Baracche improvvisate, tetti in lamiera, tavole di legno e vecchie lenzuola per ripararsi dal sole, rifiuti dappertutto. Un accampamento improvvisato, in uno dei piazzali dell’Ipab Serraino Vulpitta, da tempo abbandonato e terra di nessuno. Qui vivono dieci migranti. Sono tutti giovani tra i 22 ed i 26 anni provenienti da Gambia, Senegal, Eritrea. Tra di loro qualche nord africano.

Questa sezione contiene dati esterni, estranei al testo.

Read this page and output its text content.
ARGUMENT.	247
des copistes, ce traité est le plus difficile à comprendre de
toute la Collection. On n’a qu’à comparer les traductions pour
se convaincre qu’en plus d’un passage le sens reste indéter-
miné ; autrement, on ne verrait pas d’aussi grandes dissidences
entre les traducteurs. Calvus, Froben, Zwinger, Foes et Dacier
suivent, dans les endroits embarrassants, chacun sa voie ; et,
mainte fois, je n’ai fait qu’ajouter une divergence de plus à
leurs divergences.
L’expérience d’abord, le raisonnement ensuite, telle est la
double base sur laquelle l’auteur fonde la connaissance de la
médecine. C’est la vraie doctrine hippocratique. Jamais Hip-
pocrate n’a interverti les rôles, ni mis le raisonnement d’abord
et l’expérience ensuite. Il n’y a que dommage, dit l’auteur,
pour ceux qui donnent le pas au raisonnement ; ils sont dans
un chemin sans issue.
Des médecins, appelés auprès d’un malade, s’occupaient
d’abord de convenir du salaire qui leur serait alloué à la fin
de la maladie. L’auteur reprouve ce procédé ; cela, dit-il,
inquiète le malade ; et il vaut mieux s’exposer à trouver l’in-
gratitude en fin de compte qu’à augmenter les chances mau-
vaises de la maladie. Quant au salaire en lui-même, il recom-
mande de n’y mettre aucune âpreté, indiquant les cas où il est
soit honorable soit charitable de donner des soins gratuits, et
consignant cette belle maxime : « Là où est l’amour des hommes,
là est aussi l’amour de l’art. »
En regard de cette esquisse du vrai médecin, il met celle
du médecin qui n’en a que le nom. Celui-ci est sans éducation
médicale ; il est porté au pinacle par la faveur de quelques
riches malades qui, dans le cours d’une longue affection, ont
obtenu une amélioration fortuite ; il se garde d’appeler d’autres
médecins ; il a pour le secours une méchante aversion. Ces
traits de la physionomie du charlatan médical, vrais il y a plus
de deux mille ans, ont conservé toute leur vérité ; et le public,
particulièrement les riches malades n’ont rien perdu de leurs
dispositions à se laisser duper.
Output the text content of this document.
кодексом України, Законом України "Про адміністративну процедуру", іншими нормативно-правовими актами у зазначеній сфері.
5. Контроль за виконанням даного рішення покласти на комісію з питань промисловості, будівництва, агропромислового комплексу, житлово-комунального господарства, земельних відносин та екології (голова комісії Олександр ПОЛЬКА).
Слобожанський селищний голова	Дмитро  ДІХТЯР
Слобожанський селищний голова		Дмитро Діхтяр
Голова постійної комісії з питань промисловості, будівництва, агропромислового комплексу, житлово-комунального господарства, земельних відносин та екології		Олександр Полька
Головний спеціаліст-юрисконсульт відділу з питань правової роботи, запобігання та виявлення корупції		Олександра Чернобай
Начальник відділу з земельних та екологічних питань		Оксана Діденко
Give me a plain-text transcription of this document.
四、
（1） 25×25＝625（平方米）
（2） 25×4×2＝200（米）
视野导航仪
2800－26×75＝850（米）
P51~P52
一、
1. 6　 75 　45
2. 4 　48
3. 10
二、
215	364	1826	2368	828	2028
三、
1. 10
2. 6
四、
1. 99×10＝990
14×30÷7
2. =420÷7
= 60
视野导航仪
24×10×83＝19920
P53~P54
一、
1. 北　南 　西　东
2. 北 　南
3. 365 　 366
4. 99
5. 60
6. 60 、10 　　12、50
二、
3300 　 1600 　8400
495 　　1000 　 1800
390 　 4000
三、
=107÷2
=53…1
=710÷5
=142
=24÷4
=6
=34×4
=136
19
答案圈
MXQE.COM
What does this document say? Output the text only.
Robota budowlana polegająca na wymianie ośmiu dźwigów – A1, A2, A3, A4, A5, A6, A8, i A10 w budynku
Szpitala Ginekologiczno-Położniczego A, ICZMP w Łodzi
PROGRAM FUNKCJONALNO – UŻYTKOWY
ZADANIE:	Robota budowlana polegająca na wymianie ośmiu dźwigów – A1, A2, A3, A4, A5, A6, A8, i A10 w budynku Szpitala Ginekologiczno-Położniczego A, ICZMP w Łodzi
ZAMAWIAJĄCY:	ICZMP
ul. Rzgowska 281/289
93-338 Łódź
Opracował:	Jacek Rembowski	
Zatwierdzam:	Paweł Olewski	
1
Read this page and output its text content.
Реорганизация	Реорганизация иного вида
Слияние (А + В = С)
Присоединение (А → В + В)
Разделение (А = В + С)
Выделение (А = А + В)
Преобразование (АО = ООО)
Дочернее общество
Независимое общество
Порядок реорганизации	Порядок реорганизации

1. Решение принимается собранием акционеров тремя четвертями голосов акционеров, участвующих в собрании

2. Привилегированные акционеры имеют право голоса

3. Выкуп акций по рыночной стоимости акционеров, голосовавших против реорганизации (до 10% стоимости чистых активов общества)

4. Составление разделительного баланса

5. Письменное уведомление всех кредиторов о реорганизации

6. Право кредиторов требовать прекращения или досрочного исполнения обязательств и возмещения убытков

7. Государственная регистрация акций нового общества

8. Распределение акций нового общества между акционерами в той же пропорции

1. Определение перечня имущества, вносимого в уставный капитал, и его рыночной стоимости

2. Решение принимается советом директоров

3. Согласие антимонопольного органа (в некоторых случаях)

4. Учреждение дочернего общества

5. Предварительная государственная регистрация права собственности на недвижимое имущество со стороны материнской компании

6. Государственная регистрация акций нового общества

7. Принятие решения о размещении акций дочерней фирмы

Unico scorcio di civiltà, il padiglione centrale dell’immensa struttura che ospita il centro di riabilitazione della casa di cura Sant’Anna.
Alzando gli occhi, si intravedono le finestre dell’edificio che fino al 2014 ospitava il Centro di identificazione ed espulsione (Cie) inaugurato nel 1998 e teatro della strage che si consumò l’anno dopo, quando, a seguito di un tentativo di fuga, all’interno della struttura divampò un incendio in cui persero la vita sei extracomunitari in attesa di essere rimpatriati. Emmanuel (il nome è di fantasia) si avvicina lentamente al cancello socchiuso. «Noi siamo qui per lavorare, non siamo delinquenti – dice – ma non abbiamo un posto dove andare a dormire». Lavori nei campi, pagati a giornata e una miseria, intrappolati nel limbo della burocrazia italiana. Questa la vita di Emmanuel e i suoi compagni. In tasca i permessi di soggiorno scaduti. La speranza di rinnovo è legata ai tribunali. «È tutto in mano all’avvocato – spiega il giovane in un italiano stentato – la questura non lo rinnova se non hai un contratto di lavoro o la residenza».
Le condizioni igienico-sanitarie dell’area sono precarie. Manca l’acqua, l’elettricità e la scala antincendio è stata trasformata in una toilette a cielo aperto. Andrea è un volontario di strada. Nel suo tempo libero, si occupa dei tanti invisibili, quelli fuori dal circuito dell’accoglienza e senza fissa dimora. La situazione della baraccopoli del Serraino Vulpitta la conosce bene. «Molti di questi ragazzi – spiega – purtroppo non hanno la possibilità di affittare un appartamento. I soldi che guadagnano nei campi non bastano, per questo motivo – prosegue – gli viene negata l’iscrizione all’anagrafe del Comune, passo fondamentale per il rinnovo del permesso di soggiorno. Allo stato attuale sono degli invisibili senza alcun diritto».
Eppure secondo le linee guida sul diritto alla residenza dei richiedenti e beneficiari di protezione internazionale, in mancanza della dimora abituale la persona si considera residente in un luogo se fornisce elementi idonei a dimostrare il domicilio nel territorio comunale, cioè l’effettiva presenza. «Uno dei principali attori di questa situazione – prosegue – è l’ufficio Anagrafe di Trapani che rifiuta l’iscrizione di questi ragazzi nelle proprie liste. Ad aprile mi sono premurato di scrivere anche alla prefettura per segnalare la situazione e cercare di trovare una soluzione. Non ho mai ricevuto risposta». La baraccopoli improvvisata non è l’unico caso in città. Nella stessa situazione ci sono i tanti migranti che la notte si ricavano dei giacigli di fortuna all’interno della stazione o che dormono sulle panchine di piazza Tritone, prigionieri della burocrazia e con la paura costante di essere rimandati indietro.